1 874 $
| |
| Marking: | 96706 |
| Country: | Russian Empire |
| Dating: | 1812 year |
| The original. |
An extremely rare cockade is a real collector's dream. Brass, stamping. St. Petersburg Mint. It was also used as an award ("By order of the corps commander, General of cavalry Count Wittgenstein, twenty-two crosses of the St. Petersburg militia with the name of the Emperor and the inscription were given as a badge of distinction for zeal and zeal for the benefit of the fatherland: for tsar and faith to the peasants of the village of Zhartsy, who fought several times by themselves against the French, defending property my own, trying solely to eradicate the enemy who was harming the fatherland; they are allowed to wear these crosses forever on their hats, in assurance of which this certificate is given under my signature with the seal of His Excellency on October 11, 1812. To His Imperial Majesty, my Most gracious Sovereign, Privy Counsellor, chief of the St. Petersburg and Novgorod militia, Senator and Cavalier Bibikov. The essay "The award medal of the participant of the Patriotic War of 1812 as a monument of the epoch."). Currently, no more than a dozen surviving copies are known. The preservation is very good, there are traces of repair of the left beam. The size is 67*67 mm. Guarantee of authenticity.

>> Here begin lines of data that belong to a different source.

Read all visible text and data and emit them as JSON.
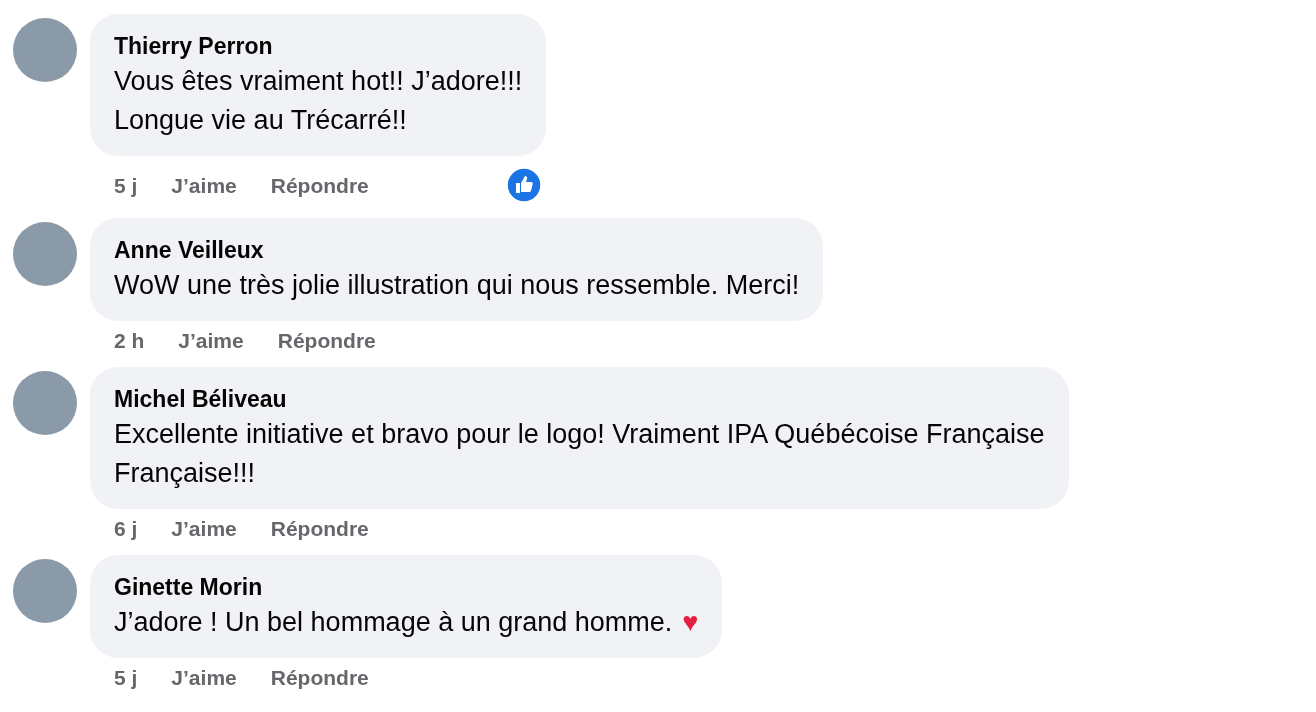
{
  "comments": [
    {
      "name": "Thierry Perron",
      "lines": [
        "Vous êtes vraiment hot!! J’adore!!!",
        "Longue vie au Trécarré!!"
      ],
      "time": "5 j",
      "like": "J’aime",
      "reply": "Répondre",
      "liked": true
    },
    {
      "name": "Anne Veilleux",
      "lines": [
        "WoW une très jolie illustration qui nous ressemble. Merci!"
      ],
      "time": "2 h",
      "like": "J’aime",
      "reply": "Répondre",
      "liked": false
    },
    {
      "name": "Michel Béliveau",
      "lines": [
        "Excellente initiative et bravo pour le logo! Vraiment IPA Québécoise Française",
        "Française!!!"
      ],
      "time": "6 j",
      "like": "J’aime",
      "reply": "Répondre",
      "liked": false
    },
    {
      "name": "Ginette Morin",
      "lines": [
        "J’adore ! Un bel hommage à un grand homme."
      ],
      "emoji": "♥",
      "time": "5 j",
      "like": "J’aime",
      "reply": "Répondre",
      "liked": false
    }
  ]
}
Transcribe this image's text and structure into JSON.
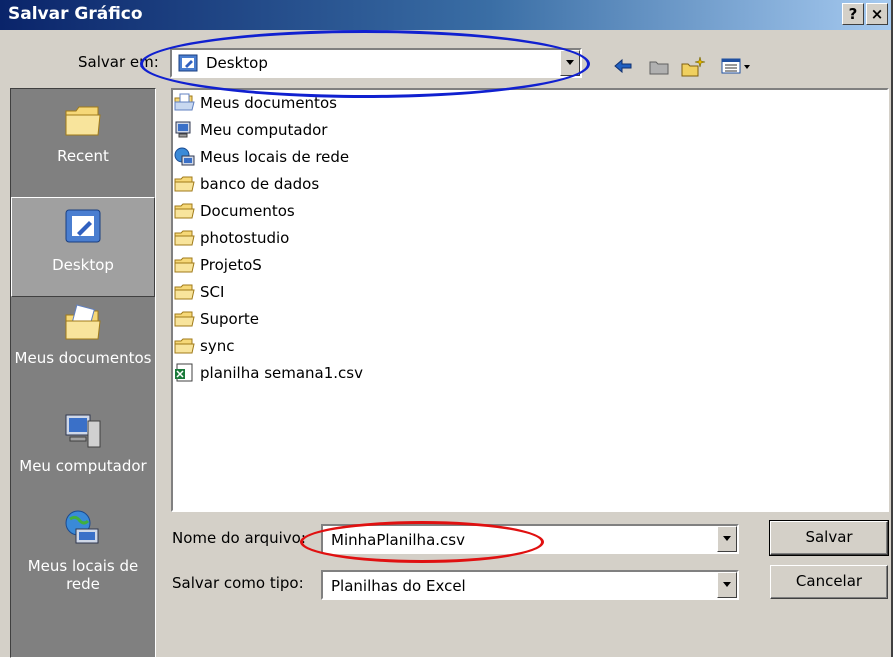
{
  "dialog": {
    "title": "Salvar Gráfico",
    "help_label": "?",
    "close_label": "×"
  },
  "save_in": {
    "label": "Salvar em:",
    "value": "Desktop"
  },
  "places": [
    {
      "label": "Recent"
    },
    {
      "label": "Desktop"
    },
    {
      "label": "Meus documentos"
    },
    {
      "label": "Meu computador"
    },
    {
      "label": "Meus locais de rede"
    }
  ],
  "files": [
    {
      "name": "Meus documentos",
      "icon": "my-documents-icon"
    },
    {
      "name": "Meu computador",
      "icon": "computer-icon"
    },
    {
      "name": "Meus locais de rede",
      "icon": "network-icon"
    },
    {
      "name": "banco de dados",
      "icon": "folder-icon"
    },
    {
      "name": "Documentos",
      "icon": "folder-icon"
    },
    {
      "name": "photostudio",
      "icon": "folder-icon"
    },
    {
      "name": "ProjetoS",
      "icon": "folder-icon"
    },
    {
      "name": "SCI",
      "icon": "folder-icon"
    },
    {
      "name": "Suporte",
      "icon": "folder-icon"
    },
    {
      "name": "sync",
      "icon": "folder-icon"
    },
    {
      "name": "planilha semana1.csv",
      "icon": "excel-file-icon"
    }
  ],
  "file_name": {
    "label": "Nome do arquivo:",
    "value": "MinhaPlanilha.csv"
  },
  "file_type": {
    "label": "Salvar como tipo:",
    "value": "Planilhas do Excel"
  },
  "buttons": {
    "save": "Salvar",
    "cancel": "Cancelar"
  },
  "colors": {
    "title_bar_start": "#0a246a",
    "title_bar_end": "#a6caf0",
    "annotation_blue": "#1020d0",
    "annotation_red": "#e01010",
    "dialog_face": "#d4d0c8",
    "sidebar": "#808080"
  }
}
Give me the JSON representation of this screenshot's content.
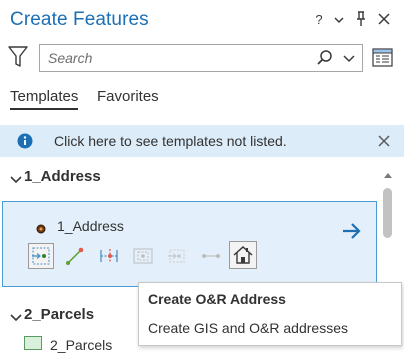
{
  "pane": {
    "title": "Create Features",
    "window_buttons": {
      "help": "?",
      "menu": "⌄",
      "pin": "⊺",
      "close": "✕"
    }
  },
  "search": {
    "placeholder": "Search",
    "value": ""
  },
  "tabs": [
    {
      "label": "Templates",
      "active": true
    },
    {
      "label": "Favorites",
      "active": false
    }
  ],
  "info_bar": {
    "text": "Click here to see templates not listed."
  },
  "groups": [
    {
      "name": "1_Address",
      "items": [
        {
          "name": "1_Address",
          "selected": true
        }
      ],
      "tools": [
        "point-tool",
        "point-at-end-of-line-tool",
        "point-along-line-tool",
        "point-in-polygon-tool",
        "point-offset-tool",
        "line-point-tool",
        "create-or-address-tool"
      ]
    },
    {
      "name": "2_Parcels",
      "items": [
        {
          "name": "2_Parcels",
          "selected": false
        }
      ]
    }
  ],
  "tooltip": {
    "title": "Create O&R Address",
    "description": "Create GIS and O&R addresses"
  },
  "colors": {
    "title": "#1b6fb5",
    "info_bar_bg": "#dcecf8",
    "selection_bg": "#e3f0fb",
    "selection_border": "#4a9bd6",
    "arrow": "#1b6fb5",
    "parcel_swatch": "#d8f0dc"
  }
}
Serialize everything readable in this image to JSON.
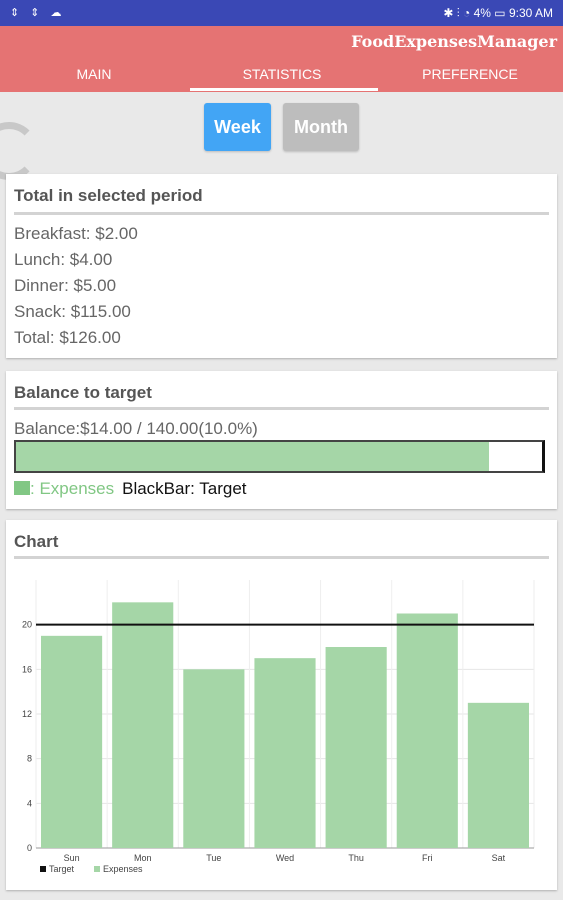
{
  "status_bar": {
    "left_icons": "⇕ ⇕ ☁",
    "right_text": "✱ ⫶ ◔ 4% ▭ 9:30 AM"
  },
  "app": {
    "title": "FoodExpensesManager",
    "tabs": [
      "MAIN",
      "STATISTICS",
      "PREFERENCE"
    ],
    "active_tab": "STATISTICS"
  },
  "period": {
    "week_label": "Week",
    "month_label": "Month",
    "selected": "Week"
  },
  "total_card": {
    "title": "Total in selected period",
    "lines": [
      "Breakfast: $2.00",
      "Lunch: $4.00",
      "Dinner: $5.00",
      "Snack: $115.00",
      "Total: $126.00"
    ]
  },
  "balance_card": {
    "title": "Balance to target",
    "text": "Balance:$14.00 / 140.00(10.0%)",
    "progress": 0.9,
    "legend_expenses": ": Expenses",
    "legend_target": "BlackBar: Target"
  },
  "chart_card": {
    "title": "Chart"
  },
  "colors": {
    "status_bar": "#3a48b5",
    "app_bar": "#e57373",
    "week_button": "#42a5f5",
    "month_button": "#bdbdbd",
    "bar": "#a5d6a7",
    "legend_green": "#81c784"
  },
  "chart_data": {
    "type": "bar",
    "categories": [
      "Sun",
      "Mon",
      "Tue",
      "Wed",
      "Thu",
      "Fri",
      "Sat"
    ],
    "series": [
      {
        "name": "Expenses",
        "values": [
          19,
          22,
          16,
          17,
          18,
          21,
          13
        ]
      }
    ],
    "target": 20,
    "ylim": [
      0,
      24
    ],
    "yticks": [
      0,
      4,
      8,
      12,
      16,
      20
    ],
    "legend": [
      "Target",
      "Expenses"
    ],
    "legend_position": "bottom-left",
    "grid": true
  }
}
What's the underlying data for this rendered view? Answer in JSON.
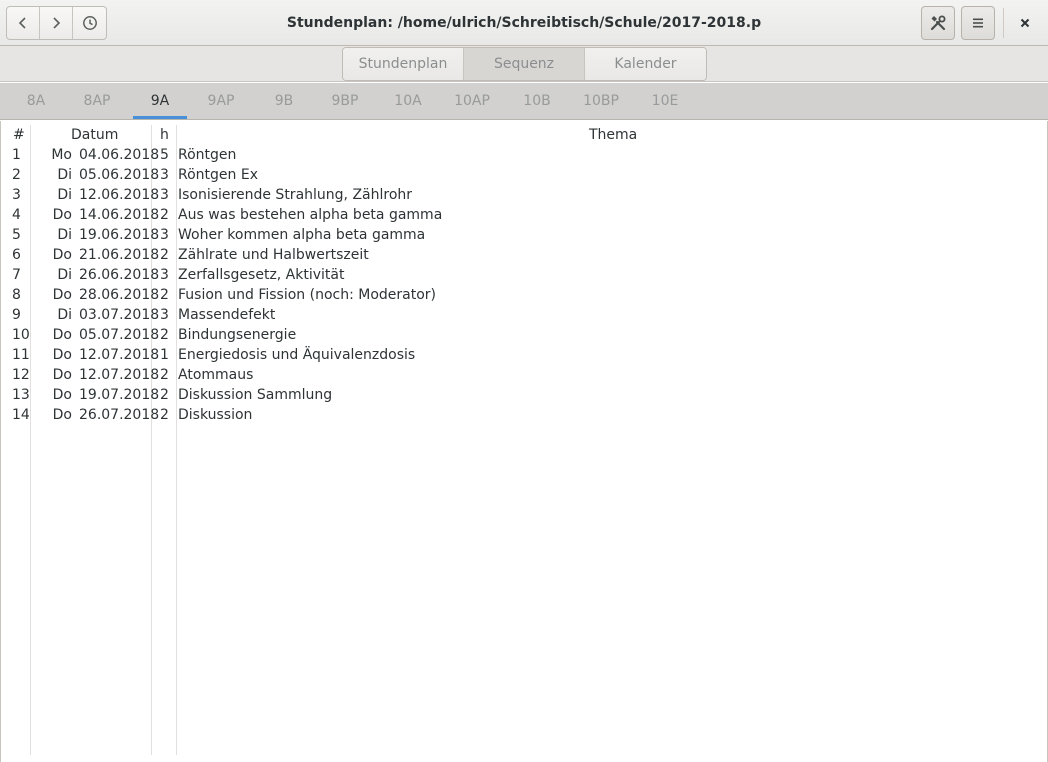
{
  "window": {
    "title": "Stundenplan: /home/ulrich/Schreibtisch/Schule/2017-2018.p"
  },
  "switcher": {
    "items": [
      "Stundenplan",
      "Sequenz",
      "Kalender"
    ],
    "active": "Sequenz"
  },
  "tabs": {
    "items": [
      "8A",
      "8AP",
      "9A",
      "9AP",
      "9B",
      "9BP",
      "10A",
      "10AP",
      "10B",
      "10BP",
      "10E"
    ],
    "active": "9A"
  },
  "table": {
    "headers": {
      "num": "#",
      "datum": "Datum",
      "h": "h",
      "thema": "Thema"
    },
    "rows": [
      {
        "num": "1",
        "weekday": "Mo",
        "date": "04.06.2018",
        "h": "5",
        "thema": "Röntgen"
      },
      {
        "num": "2",
        "weekday": "Di",
        "date": "05.06.2018",
        "h": "3",
        "thema": "Röntgen Ex"
      },
      {
        "num": "3",
        "weekday": "Di",
        "date": "12.06.2018",
        "h": "3",
        "thema": "Isonisierende Strahlung, Zählrohr"
      },
      {
        "num": "4",
        "weekday": "Do",
        "date": "14.06.2018",
        "h": "2",
        "thema": "Aus was bestehen alpha beta gamma"
      },
      {
        "num": "5",
        "weekday": "Di",
        "date": "19.06.2018",
        "h": "3",
        "thema": "Woher kommen alpha beta gamma"
      },
      {
        "num": "6",
        "weekday": "Do",
        "date": "21.06.2018",
        "h": "2",
        "thema": "Zählrate und Halbwertszeit"
      },
      {
        "num": "7",
        "weekday": "Di",
        "date": "26.06.2018",
        "h": "3",
        "thema": "Zerfallsgesetz, Aktivität"
      },
      {
        "num": "8",
        "weekday": "Do",
        "date": "28.06.2018",
        "h": "2",
        "thema": "Fusion und Fission (noch: Moderator)"
      },
      {
        "num": "9",
        "weekday": "Di",
        "date": "03.07.2018",
        "h": "3",
        "thema": "Massendefekt"
      },
      {
        "num": "10",
        "weekday": "Do",
        "date": "05.07.2018",
        "h": "2",
        "thema": "Bindungsenergie"
      },
      {
        "num": "11",
        "weekday": "Do",
        "date": "12.07.2018",
        "h": "1",
        "thema": "Energiedosis und Äquivalenzdosis"
      },
      {
        "num": "12",
        "weekday": "Do",
        "date": "12.07.2018",
        "h": "2",
        "thema": "Atommaus"
      },
      {
        "num": "13",
        "weekday": "Do",
        "date": "19.07.2018",
        "h": "2",
        "thema": "Diskussion Sammlung"
      },
      {
        "num": "14",
        "weekday": "Do",
        "date": "26.07.2018",
        "h": "2",
        "thema": "Diskussion"
      }
    ]
  },
  "icons": {
    "back": "chevron-left-icon",
    "forward": "chevron-right-icon",
    "history": "clock-icon",
    "tools": "tools-icon",
    "menu": "hamburger-menu-icon",
    "close": "close-icon"
  },
  "colors": {
    "accent": "#4a90d9"
  }
}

By decree of July 31, 1812, Alexander I created a Special Committee "in his presence." The chairman of the Department of Military Affairs of the State Council, A.A. Arakcheev, who joined this committee, the Minister of Police, A.D. Balashov, and the Secretary of State, A.S. Shishkov, even before their official appointment, together with the Moscow Commander-in-Chief, F.V. Rostopchin, on behalf of the emperor, developed and submitted to him for approval on July 14 a regulation on the Moscow militia, called "The composition of the military Moscow forces", which was the basis that determined those general principles established by the central government, based on which it was possible in the provinces, in accordance with local conditions, to take their own initiative.
About militia badges, this document stated that militia members should have a cross embossed from copper brass on their caps and at the bottom of it the monogram (i.e. monogram. – V.B.) of His Imperial Majesty's Name as a sign: for Faith and the Tsar. According to the literal meaning of this phrase, the cross and the imperial monogram should have been placed separately on the militia's headdress, but its fundamental, defining meaning was, of course, not in this, but in the fact that it set the theme, the content of the militia signs – they were supposed to express the motto "For Faith and the Tsar," and in which It was the form of this that would be implemented – in the form of a separately made cross and monogram, or in the form of placing the motto itself on the rim of the cap, or in any other way - that the provinces could decide on their own. This is exactly how it was understood locally, as evidenced by the presence of variants of militia signs of 1812.
For many decades, both in general historical and in special numismatic literature, the statement has been wandering from one publication to another that in 1812 there was a unified militia badge and this badge was a brass cross minted at the St. Petersburg Mint, on the widened ends of which, having holes at the edges for sewing to the headdress, are placed there were: at the top – the monogram of Alexander 1 under the crown, and on the sides and below the inscription – "For–Faith – and–the-Tsar."
In the last decades of the nineteenth and early twentieth centuries, this sign even became one of the main symbols embodying the Patriotic War of 1812: its image was placed on medals in memory of the consecration of the Cathedral of Christ the Savior in Moscow, reproduced on the covers and titles of books and pamphlets, especially those published for the centennial anniversary of the epic of 1812, and the statement of the authoritative "According to the Military Encyclopedia, "during the Patriotic War, "the cap of each militia member was decorated with a copper cross with the inscription: "For Faith and the Tsar" ...", in one form or another, varied in a wide variety of publications.